D’un coût total de 6,7 milliards de francs CFA (11,8 millions $), l’ambition affichée était alors de parvenir à combler le déficit de production face à la demande annuelle évaluée à près de 130 000 tonnes, à travers des interventions visant l’extension des surfaces de culture et l’optimisation des conditions de mise sur le marché, pour susciter davantage l’intérêt des producteurs.
L’autosuffisance en ligne de mire
« Si la tendance se maintient, nous pourrons couvrir près de 80 % de nos besoins dès 2025, et franchir la barre des 90 % en réduisant les pertes post-récolte », soulignait Mabouba Diagne, ministre de l’Agriculture, dans un communiqué publié le 7 juillet dernier.
Plus optimiste, Yaya Mamadou Sall, président du CORPROBAT, estimait qu’avec une mobilisation collective des acteurs de la filière, l’autosuffisance en bananes pourrait être atteinte dès 2027, dans des propos relayés par le média local Seneweb en mai dernier.

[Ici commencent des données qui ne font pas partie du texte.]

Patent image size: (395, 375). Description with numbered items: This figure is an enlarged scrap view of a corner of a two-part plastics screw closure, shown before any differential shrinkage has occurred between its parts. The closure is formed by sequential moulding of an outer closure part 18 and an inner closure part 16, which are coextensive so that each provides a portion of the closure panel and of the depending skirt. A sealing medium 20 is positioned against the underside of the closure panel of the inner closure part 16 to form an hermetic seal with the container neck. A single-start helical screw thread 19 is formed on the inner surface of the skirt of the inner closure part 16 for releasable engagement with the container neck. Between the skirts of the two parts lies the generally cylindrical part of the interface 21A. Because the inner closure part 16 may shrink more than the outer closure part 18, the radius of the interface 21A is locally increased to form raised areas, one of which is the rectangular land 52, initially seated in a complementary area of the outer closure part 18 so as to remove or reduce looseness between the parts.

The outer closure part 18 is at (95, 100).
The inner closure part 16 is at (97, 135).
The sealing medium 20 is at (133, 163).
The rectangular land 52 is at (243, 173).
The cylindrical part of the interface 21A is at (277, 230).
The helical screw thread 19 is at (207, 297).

Cependant, il faudra non seulement entretenir la croissance de la production pour satisfaire la demande sur le marché intérieur, mais aussi améliorer la compétitivité de la filière locale par rapport aux importations, en l’occurrence depuis la Côte d’Ivoire, premier exportateur africain du fruit.

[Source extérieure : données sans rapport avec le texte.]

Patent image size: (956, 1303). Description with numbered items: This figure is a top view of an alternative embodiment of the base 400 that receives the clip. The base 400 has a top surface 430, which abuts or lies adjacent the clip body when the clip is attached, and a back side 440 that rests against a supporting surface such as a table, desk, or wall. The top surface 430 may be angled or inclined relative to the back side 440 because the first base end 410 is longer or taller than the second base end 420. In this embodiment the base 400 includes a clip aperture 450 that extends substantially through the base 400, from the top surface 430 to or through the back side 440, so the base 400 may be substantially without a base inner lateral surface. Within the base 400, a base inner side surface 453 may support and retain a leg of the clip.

Les données compilées sur la plateforme Trade Map indiquent par exemple qu’en 2024 le Sénégal a importé 16 341 tonnes de bananes d’une valeur de 6,7 millions $, dont près de 98 % du stock provenait de la Côte d’Ivoire et le reste du Ghana.

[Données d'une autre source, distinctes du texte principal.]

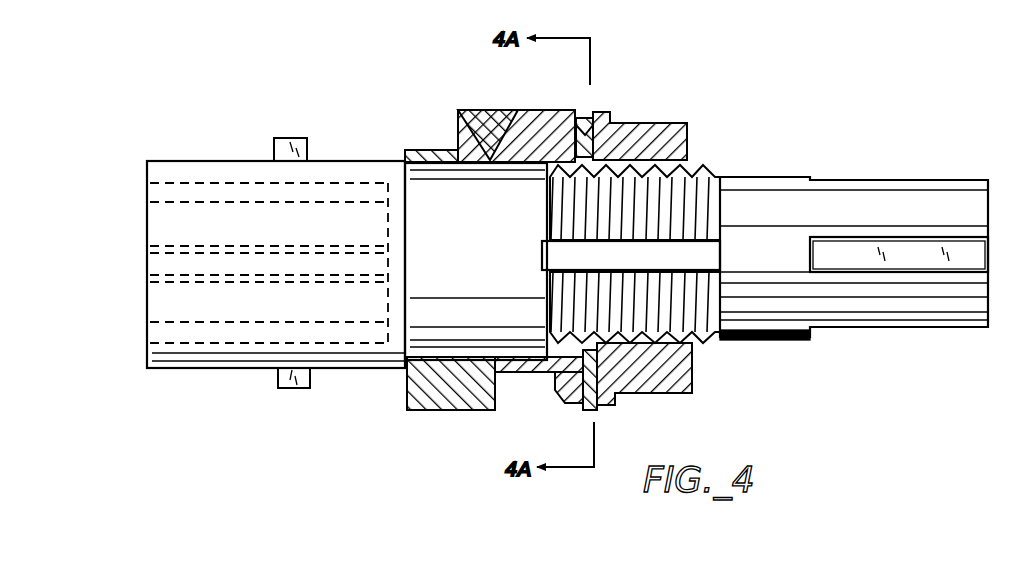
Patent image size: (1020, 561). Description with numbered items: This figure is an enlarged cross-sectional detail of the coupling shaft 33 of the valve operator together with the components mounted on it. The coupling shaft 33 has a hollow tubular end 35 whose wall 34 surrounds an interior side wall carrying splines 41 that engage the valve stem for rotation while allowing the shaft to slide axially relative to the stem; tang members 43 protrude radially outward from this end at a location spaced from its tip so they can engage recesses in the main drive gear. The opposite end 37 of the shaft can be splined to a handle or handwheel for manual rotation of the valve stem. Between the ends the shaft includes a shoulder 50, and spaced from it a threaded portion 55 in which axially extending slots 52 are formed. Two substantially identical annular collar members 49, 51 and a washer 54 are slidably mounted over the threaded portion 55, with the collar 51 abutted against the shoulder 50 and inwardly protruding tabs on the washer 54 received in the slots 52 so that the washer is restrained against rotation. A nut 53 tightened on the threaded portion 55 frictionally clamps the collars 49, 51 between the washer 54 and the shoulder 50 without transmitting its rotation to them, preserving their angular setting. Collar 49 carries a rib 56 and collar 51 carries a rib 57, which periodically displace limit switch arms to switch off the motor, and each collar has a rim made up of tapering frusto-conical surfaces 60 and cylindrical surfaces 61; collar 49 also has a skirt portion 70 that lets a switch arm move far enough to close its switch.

Selon les observateurs, la banane locale est peu mise en valeur sur les marchés en raison de sa petite taille, de sa durée de conservation limitée, de son goût jugé moins attractif et de sa disponibilité saisonnière, contrairement à la banane ivoirienne, plus esthétique, durable et omniprésente.
Alors que l’ARM a annoncé le 21 juillet dernier son intention de geler les importations entre septembre et décembre prochains, dans le cadre d’une initiative visant à renforcer la filière sénégalaise et valoriser la production locale, un succès de cette mesure pourrait permettre sa reconduction pour les années à venir.
La conquête du marché local dépendra de la capacité des producteurs à répondre à la demande, mais aussi à regagner la confiance des consommateurs face à une concurrence sous-régionale bien établie.